Trump’s bombastic blast in Phoenix last night sure has people talking, but that is his style, keep everybody talking about him and he’s still in the game. Perhaps the purpose was just to rally the base, or perhaps it was to distract from other issues the press maybe could be focusing on, like his support of Nazis, or the ongoing controversy over his Russian contacts, or the turmoil in White House staff.
All of that stuff is important, and worth howling about, but the important issue, the one that should have us all on the edges of our seats, is the spate of collisions at sea.
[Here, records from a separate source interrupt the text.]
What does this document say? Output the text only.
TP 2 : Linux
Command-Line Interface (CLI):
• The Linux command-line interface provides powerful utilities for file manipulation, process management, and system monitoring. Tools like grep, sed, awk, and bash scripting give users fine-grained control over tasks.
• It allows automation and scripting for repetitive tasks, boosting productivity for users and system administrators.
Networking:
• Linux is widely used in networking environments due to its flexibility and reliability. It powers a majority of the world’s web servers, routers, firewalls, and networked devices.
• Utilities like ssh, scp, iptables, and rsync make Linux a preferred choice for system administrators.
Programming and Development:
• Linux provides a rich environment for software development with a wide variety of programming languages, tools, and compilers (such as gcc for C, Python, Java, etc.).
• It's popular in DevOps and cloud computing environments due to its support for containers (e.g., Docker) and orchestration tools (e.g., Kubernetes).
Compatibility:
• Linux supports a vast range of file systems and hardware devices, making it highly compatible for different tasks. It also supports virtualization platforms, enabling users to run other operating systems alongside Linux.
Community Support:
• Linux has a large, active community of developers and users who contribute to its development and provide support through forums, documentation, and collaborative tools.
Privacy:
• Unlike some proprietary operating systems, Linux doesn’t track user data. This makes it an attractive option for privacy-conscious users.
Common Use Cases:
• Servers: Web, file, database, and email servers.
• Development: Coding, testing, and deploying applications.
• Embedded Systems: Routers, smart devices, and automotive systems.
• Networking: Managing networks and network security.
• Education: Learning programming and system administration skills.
Since January, four U.S. navy ships have been in collisions – three with civilian vessels and one with the Japanese coastline.
I’m skeptical about the ‘just a coincidence theory.’ Four in seven months is just to many for that.
Could it just be incompetence? If so, it’s a bizarre level of incompetence. Even if their instruments didn’t show an approaching ship, wasn’t anybody at all on deck, just looking? Nobody knew how to turn?
Which leaves the hacking theory. Somebody had external control of the ships and crashed them on purpose. I must confess, when I first heard that suggested, my first two thoughts were ‘drug dealers’ and ‘aliens,’ neither of which, on a bit of reflection, seems likely. North Korea? Well, they’ve got motive, I guess, in their somewhat deluded (an inevitable result of isolation) world view. I’d be surprised that North Korea is the first to come up with a cutting edge attack like that. I think terrorist’s are unlikely, for the same reason, but you never know.
If I was forced to guess, I’d say it’s the Chinese. That’s a guess, though, without any evidence.
One thing for sure. If it’s deliberate, then the world’s balance of power has shifted.
I wonder how long this technology (which could just as easily hack a car or an airplane) has been around. Before September 11th, 2011, perhaps?